Tail Recursion and Tail Call Optimization
Recursion
If you’ve done much programming, then you know what recursion is: a function that invokes itself to further its implementation. The canonical example is the Factorial function. (Note that the other canonical example, the Fibonacci sequence, is not conducive to tail recursion.)
Factorial
In mathematics, the factorial function is written using the !
symbol. When placed after a (whole) number, it means “the result after multiplying this number with every number less than it, down to 1”. Thus 4!
is the same as 4x3x2x1
, or 24
.
Non-recursion implementation
In code, this function could be written many different ways. For example, in the C language you could write it as follows
long long Factorial(unsigned start) { long long result = 1; for (unsigned i = 2; i <= start; ++i) { result *= i; } // for return result; } // Factorial(start)
Note that this function uses long long
because the successive multiplications get very big very quickly.
Recursion implementation
Another implementation takes advantage of the fact that factorial is based on a series of numbers, so you can implement it in terms of itself. That is, 4!
is the same as 4x3!
, which is the same as 4x3x2!
etc.
long long Factorial(unsigned start) { if (start > 1) { return Factorial(start - 1) * start; } // if return 1; } // Factorial(start)
A lot simpler code!
Problem with Recursion
To highlight the biggest problem with recursion, though, you need to know what the code is actually making the processor do. Every time a function is called, the processor needs to make room on the stack to hold the intermediate calculations. If you were to look at the processor stack at the moment that it hit the return 1;
in the above code (assuming a call to Factorial(4)
), you could see something like this:
[Parameter: 4] [Return address: Call to Factorial(4)] [Return value: ?] [Parameter: 3] [Return address: Call to Factorial(3)] [Return value: ?] [Parameter: 2] [Return address: Call to Factorial(2)] [Return value: ?]
And, of course, with a larger start
parameter, the deeper the stack would be.
Tail Recursion
To help fix this, the programmer can write the code differently - to hint to the compiler that although the code is written recursively, it doesn’t have to be implemented that way.

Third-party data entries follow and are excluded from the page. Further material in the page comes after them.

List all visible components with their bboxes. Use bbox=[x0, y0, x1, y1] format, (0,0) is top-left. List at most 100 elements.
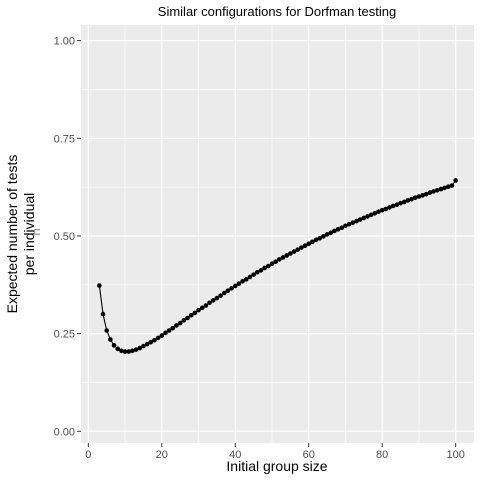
data-point bbox=[295, 247, 301, 252]
data-point bbox=[254, 269, 260, 275]
data-point bbox=[379, 207, 385, 213]
data-point bbox=[372, 210, 378, 216]
x-tick-label: 80 bbox=[376, 449, 388, 461]
data-point bbox=[207, 300, 212, 306]
data-point bbox=[361, 215, 367, 221]
data-point bbox=[313, 237, 319, 243]
data-point bbox=[196, 307, 201, 313]
data-point bbox=[291, 249, 297, 254]
data-point bbox=[122, 349, 128, 354]
data-point bbox=[434, 187, 440, 193]
data-point bbox=[100, 311, 106, 317]
x-tick-label: 40 bbox=[229, 449, 241, 461]
data-point bbox=[130, 348, 135, 354]
data-point bbox=[269, 261, 275, 266]
data-point bbox=[442, 185, 447, 191]
data-point bbox=[280, 255, 286, 260]
data-point bbox=[221, 290, 227, 296]
data-point bbox=[199, 305, 205, 311]
data-point bbox=[394, 202, 400, 208]
data-point bbox=[420, 193, 425, 198]
data-point bbox=[210, 298, 216, 303]
data-point bbox=[423, 191, 429, 197]
data-point bbox=[332, 228, 337, 234]
series-layer bbox=[97, 178, 458, 354]
data-point bbox=[299, 245, 304, 250]
data-point bbox=[159, 333, 165, 338]
data-point bbox=[133, 347, 139, 352]
data-point bbox=[273, 259, 278, 265]
grid-major bbox=[81, 25, 474, 443]
y-tick-label: 0.50 bbox=[54, 231, 75, 243]
data-point bbox=[365, 214, 370, 219]
y-axis-title-line-2: per individual bbox=[21, 193, 37, 276]
data-point bbox=[236, 281, 242, 286]
data-point bbox=[218, 293, 223, 299]
data-point bbox=[148, 339, 154, 345]
data-point bbox=[115, 346, 121, 352]
data-point bbox=[350, 220, 356, 225]
data-point bbox=[427, 190, 433, 195]
data-point bbox=[111, 343, 117, 348]
data-point bbox=[266, 263, 271, 269]
data-point bbox=[306, 241, 312, 247]
data-point bbox=[343, 223, 348, 229]
data-point bbox=[141, 343, 146, 349]
data-point bbox=[258, 268, 264, 273]
y-axis-title-line-1: Expected number of tests bbox=[4, 155, 20, 314]
data-point bbox=[383, 206, 389, 212]
y-tick-label: 0.75 bbox=[54, 133, 75, 145]
data-point bbox=[97, 283, 102, 288]
data-point bbox=[398, 200, 403, 206]
data-point bbox=[310, 239, 315, 245]
data-point bbox=[431, 189, 436, 194]
data-point bbox=[277, 257, 282, 262]
data-point bbox=[152, 337, 157, 343]
data-point bbox=[119, 348, 124, 354]
y-tick-label: 0.25 bbox=[54, 329, 75, 341]
data-point bbox=[240, 278, 245, 284]
data-point bbox=[357, 217, 363, 222]
x-axis-title: Initial group size bbox=[226, 458, 327, 474]
data-point bbox=[335, 227, 341, 232]
x-axis-ticks: 0 20 40 60 80 100 bbox=[85, 443, 465, 461]
x-tick-label: 60 bbox=[303, 449, 315, 461]
x-tick-label: 100 bbox=[446, 449, 464, 461]
data-point bbox=[192, 310, 198, 316]
data-point bbox=[163, 330, 168, 336]
data-point bbox=[247, 274, 253, 280]
data-point bbox=[214, 295, 220, 301]
data-point bbox=[185, 315, 190, 321]
data-point bbox=[328, 230, 334, 236]
data-point bbox=[324, 232, 330, 237]
x-tick-label: 0 bbox=[85, 449, 91, 461]
data-point bbox=[416, 194, 422, 199]
plot-panel bbox=[81, 25, 474, 443]
data-point bbox=[177, 320, 183, 326]
data-point bbox=[174, 323, 179, 328]
data-point bbox=[188, 312, 194, 318]
data-point bbox=[137, 345, 143, 351]
data-point bbox=[229, 286, 234, 291]
data-point bbox=[104, 328, 110, 333]
data-point bbox=[126, 349, 132, 354]
data-point bbox=[412, 195, 418, 200]
x-tick-label: 20 bbox=[156, 449, 168, 461]
data-point bbox=[390, 203, 396, 209]
data-point bbox=[438, 186, 444, 192]
data-point bbox=[387, 205, 392, 210]
data-point bbox=[262, 265, 267, 271]
data-point bbox=[405, 198, 411, 203]
data-point bbox=[155, 335, 161, 341]
data-point bbox=[181, 318, 187, 323]
y-tick-label: 1.00 bbox=[54, 36, 75, 48]
data-point bbox=[453, 178, 458, 183]
data-point bbox=[449, 183, 455, 188]
data-point bbox=[409, 196, 414, 202]
y-axis-title-note: ⊓ bbox=[32, 228, 42, 235]
data-point bbox=[232, 283, 238, 289]
data-point bbox=[284, 253, 289, 258]
data-point bbox=[288, 251, 293, 256]
chart-title: Similar configurations for Dorfman testi… bbox=[158, 4, 396, 19]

Rather than calling Factorial(start - 1)
in the middle of the function like above, the code could instead be written like this:
long long Factorial(unsigned start) { if (start <= 1) { return 1; } // if return start * Factorial(start - 1); } // Factorial(start)

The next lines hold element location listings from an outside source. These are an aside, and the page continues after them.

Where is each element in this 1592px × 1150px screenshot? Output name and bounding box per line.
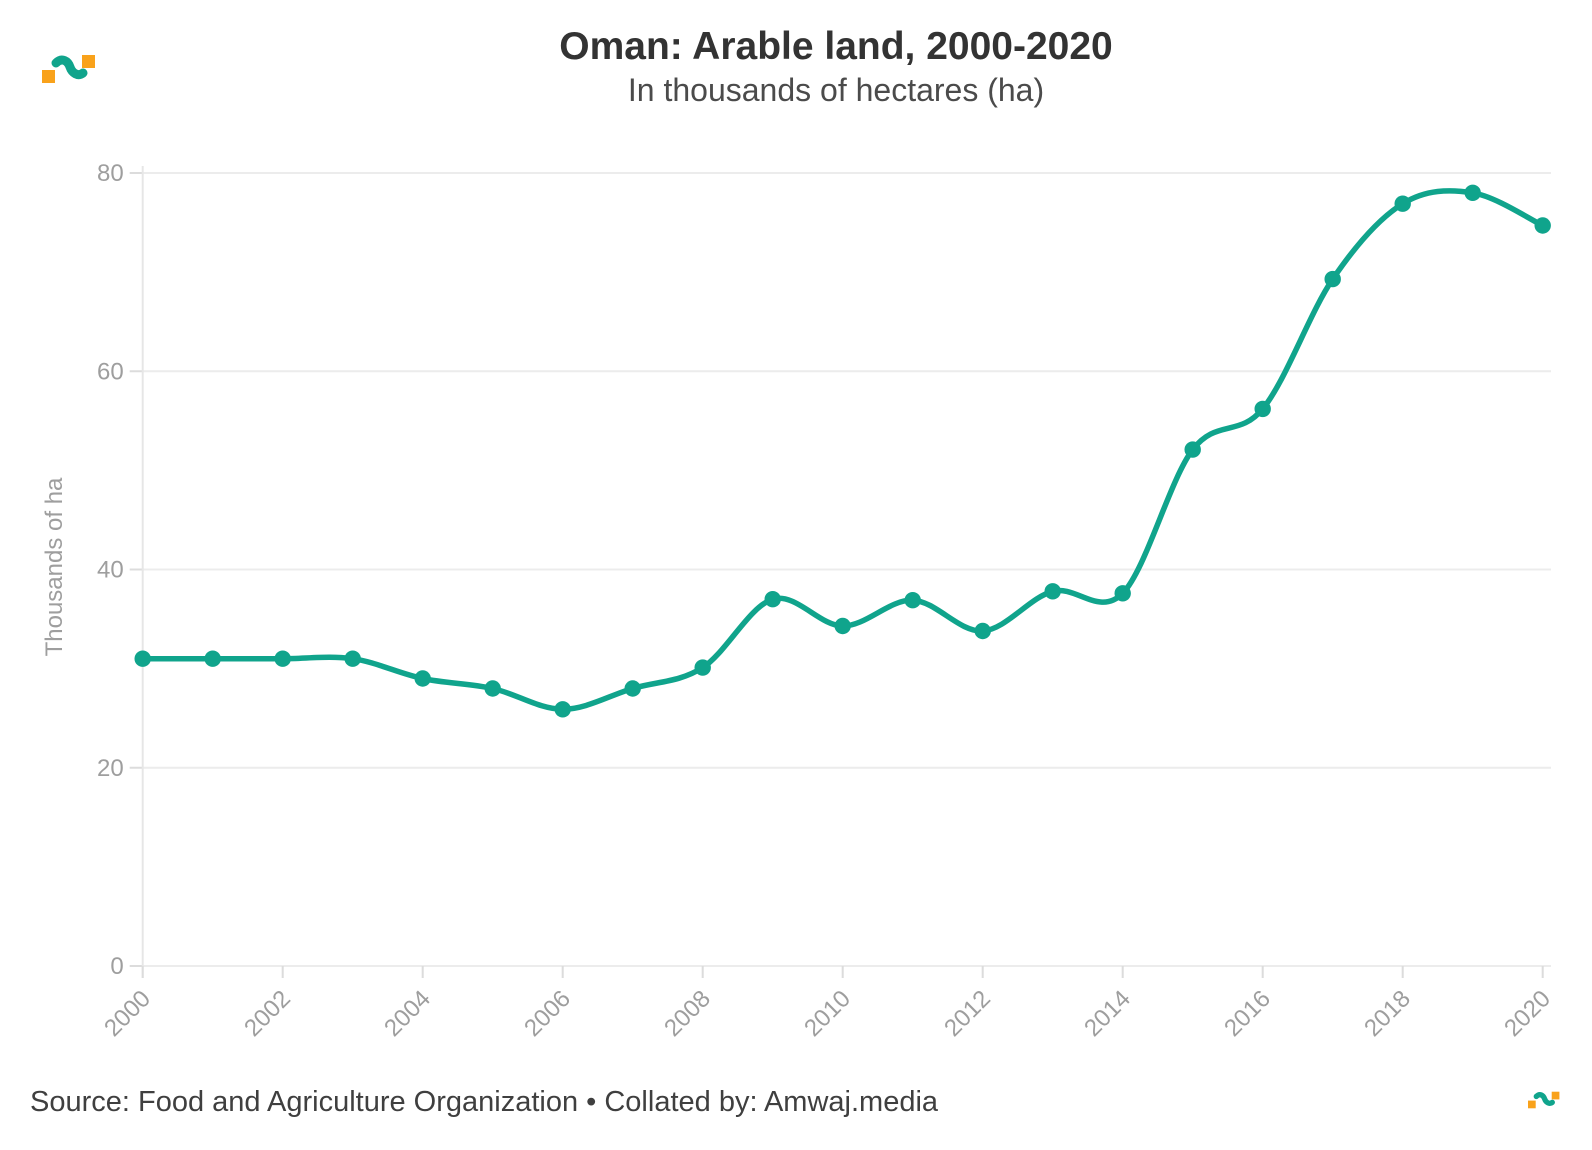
x-tick-label: 2016	[1219, 985, 1276, 1042]
data-point	[554, 701, 571, 718]
data-point	[134, 650, 151, 667]
x-tick-label: 2004	[379, 985, 436, 1042]
data-point	[1114, 585, 1131, 602]
data-point	[1394, 195, 1411, 212]
logo-orange-square-left	[42, 70, 55, 83]
data-point	[904, 592, 921, 609]
data-point	[344, 650, 361, 667]
y-tick-label: 80	[97, 160, 124, 187]
trend-line	[139, 188, 1546, 713]
amwaj-logo-icon	[42, 55, 95, 83]
line-chart-canvas: 0 20 40 60 80 2000 2002 2004 2006 2008 2010 2012 201…	[41, 160, 1556, 1042]
logo-wave-shape	[51, 55, 88, 80]
logo-wave-shape	[1533, 1092, 1555, 1106]
data-point	[1184, 441, 1201, 458]
chart-title: Oman: Arable land, 2000-2020	[559, 25, 1113, 68]
x-tick-label: 2000	[99, 985, 156, 1042]
x-tick-label: 2020	[1499, 985, 1556, 1042]
data-point	[204, 650, 221, 667]
x-tick-label: 2006	[519, 985, 576, 1042]
data-point	[1254, 400, 1271, 418]
y-tick-label: 60	[97, 358, 124, 385]
x-tick-label: 2012	[939, 985, 996, 1042]
data-point	[1044, 583, 1061, 600]
y-tick-label: 0	[110, 953, 123, 980]
source-note: Source: Food and Agriculture Organizatio…	[30, 1086, 939, 1118]
logo-orange-square-right	[82, 55, 95, 68]
data-point	[1534, 217, 1551, 234]
y-axis-title: Thousands of ha	[41, 477, 68, 656]
logo-orange-square-right	[1551, 1091, 1560, 1100]
data-point	[1464, 184, 1481, 201]
data-point	[834, 617, 851, 635]
amwaj-logo-icon-small	[1528, 1091, 1560, 1109]
x-tick-label: 2008	[659, 985, 716, 1042]
data-point	[274, 650, 291, 667]
data-point	[624, 680, 641, 697]
chart-subtitle: In thousands of hectares (ha)	[627, 71, 1045, 108]
data-point	[1324, 270, 1341, 288]
x-tick-label: 2002	[239, 985, 296, 1042]
logo-orange-square-left	[1528, 1100, 1536, 1109]
y-tick-label: 40	[97, 557, 124, 584]
data-point	[694, 659, 711, 676]
data-point	[414, 670, 431, 687]
x-tick-label: 2018	[1359, 985, 1416, 1042]
x-tick-label: 2010	[799, 985, 856, 1042]
y-tick-label: 20	[97, 755, 124, 782]
data-point	[974, 622, 991, 640]
data-point	[764, 591, 781, 608]
chart-header: Oman: Arable land, 2000-2020 In thousand…	[90, 0, 1582, 111]
x-tick-label: 2014	[1079, 985, 1136, 1042]
data-point	[484, 680, 501, 697]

This code is essentially identical to the previous code, except the if
test is reversed, and the recursive call to Factorial(start - 1)

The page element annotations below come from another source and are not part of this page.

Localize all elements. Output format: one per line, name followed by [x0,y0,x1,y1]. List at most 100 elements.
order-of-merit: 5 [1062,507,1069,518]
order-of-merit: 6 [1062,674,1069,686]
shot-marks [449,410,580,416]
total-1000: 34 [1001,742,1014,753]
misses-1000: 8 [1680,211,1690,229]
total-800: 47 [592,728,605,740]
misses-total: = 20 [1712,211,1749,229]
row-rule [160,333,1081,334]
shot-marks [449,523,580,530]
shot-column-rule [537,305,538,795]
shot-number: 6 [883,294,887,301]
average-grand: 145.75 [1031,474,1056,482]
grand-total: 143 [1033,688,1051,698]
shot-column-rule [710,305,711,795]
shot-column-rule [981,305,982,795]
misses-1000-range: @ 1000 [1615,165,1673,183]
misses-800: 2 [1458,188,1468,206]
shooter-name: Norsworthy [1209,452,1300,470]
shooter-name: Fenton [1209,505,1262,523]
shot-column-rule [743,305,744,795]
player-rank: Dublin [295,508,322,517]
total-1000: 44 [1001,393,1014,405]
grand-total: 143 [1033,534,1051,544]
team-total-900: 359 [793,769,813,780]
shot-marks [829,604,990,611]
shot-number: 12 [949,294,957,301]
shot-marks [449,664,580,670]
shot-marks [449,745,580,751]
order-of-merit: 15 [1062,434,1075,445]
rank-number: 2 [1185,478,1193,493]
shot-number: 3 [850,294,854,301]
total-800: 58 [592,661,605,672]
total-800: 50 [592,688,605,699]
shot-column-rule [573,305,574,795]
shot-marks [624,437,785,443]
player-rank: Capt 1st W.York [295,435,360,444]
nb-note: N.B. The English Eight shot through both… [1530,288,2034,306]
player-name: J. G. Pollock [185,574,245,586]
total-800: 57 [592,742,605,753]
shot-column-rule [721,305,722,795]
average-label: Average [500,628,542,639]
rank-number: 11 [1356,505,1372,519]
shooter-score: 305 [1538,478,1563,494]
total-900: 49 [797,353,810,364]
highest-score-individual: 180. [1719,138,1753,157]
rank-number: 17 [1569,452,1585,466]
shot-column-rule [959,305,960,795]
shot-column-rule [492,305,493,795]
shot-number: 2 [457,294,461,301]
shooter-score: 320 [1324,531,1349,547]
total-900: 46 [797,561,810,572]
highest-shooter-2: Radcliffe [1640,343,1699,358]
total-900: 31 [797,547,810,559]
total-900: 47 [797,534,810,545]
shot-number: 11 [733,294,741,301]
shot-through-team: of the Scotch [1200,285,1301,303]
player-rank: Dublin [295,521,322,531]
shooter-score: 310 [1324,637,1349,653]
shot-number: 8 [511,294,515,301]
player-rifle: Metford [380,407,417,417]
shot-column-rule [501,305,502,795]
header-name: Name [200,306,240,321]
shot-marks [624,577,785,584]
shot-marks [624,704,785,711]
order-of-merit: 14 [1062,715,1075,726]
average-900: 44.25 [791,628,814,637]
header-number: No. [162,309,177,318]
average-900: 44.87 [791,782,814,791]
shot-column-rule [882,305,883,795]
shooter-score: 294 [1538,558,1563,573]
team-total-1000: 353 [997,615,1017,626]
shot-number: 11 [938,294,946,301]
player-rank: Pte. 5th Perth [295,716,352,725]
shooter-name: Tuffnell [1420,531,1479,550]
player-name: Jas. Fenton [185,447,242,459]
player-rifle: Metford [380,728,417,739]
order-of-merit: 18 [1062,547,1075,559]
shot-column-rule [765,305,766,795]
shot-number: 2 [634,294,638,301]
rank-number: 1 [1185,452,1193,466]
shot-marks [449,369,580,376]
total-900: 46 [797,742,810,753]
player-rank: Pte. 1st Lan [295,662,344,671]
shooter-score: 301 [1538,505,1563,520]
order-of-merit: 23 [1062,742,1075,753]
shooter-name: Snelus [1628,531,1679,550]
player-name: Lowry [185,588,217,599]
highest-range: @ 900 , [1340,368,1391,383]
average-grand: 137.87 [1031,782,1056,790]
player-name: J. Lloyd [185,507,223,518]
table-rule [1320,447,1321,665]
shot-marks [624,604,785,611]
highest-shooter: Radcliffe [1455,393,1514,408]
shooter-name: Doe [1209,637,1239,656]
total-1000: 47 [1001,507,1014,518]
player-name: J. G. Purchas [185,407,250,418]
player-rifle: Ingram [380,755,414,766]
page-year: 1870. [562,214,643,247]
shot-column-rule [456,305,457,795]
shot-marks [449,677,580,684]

is the last thing in the function - at the tail.
Tail-Call Optimisation
So: how does that help? Frankly, it doesn’t - unless the compiler implements “tail-call optimisation”. If the compiler doesn’t, then the above code would produce exactly the same stack as before. But if it does implement it, then the stack depth would be only 1
, no matter what the start
value was.
Tail-call optimisation is not only useful with recursion. Its hallmark is when there is a call to a new function right at the end of the current function (hence “tail-call”). The compiler can easily realise that there is no point in keeping the current function’s state - it’s no longer going to be needed any more. It can directly modify the current function’s intermediate stack area in preparation for the new function call - and instead of CALL
ing that code, it instead JMP
s to it.
The JMP
will be into somewhere in the middle of the function, bypassing the function’s normal initialisation. That doesn’t need to be performed since it’s already been set up by the tail-call optimisation. And the JMP
instead of CALL
is important since there will not be a corresponding RET
urn from the function - other than the RET
at the end of the final calculation back to the original CALL
ing function.
Summary
The tail-call optimisation is independent from tail recursion - but it is tricky to implement generically. It is most easily implemented when tail recursion is used, since the compiler is busy compiling the very function that can best take advantage of it - it can modify the way the function is implemented to take full advantage of the situation.
But to get the compiler to even consider using the tail-call optimisation, it is incumbent on the programmer to ensure that the recursive call to itself is the last thing that the function does - the “tail recursion”.
The benefit is faster, more efficient code - in both processor time and memory (stack) usage.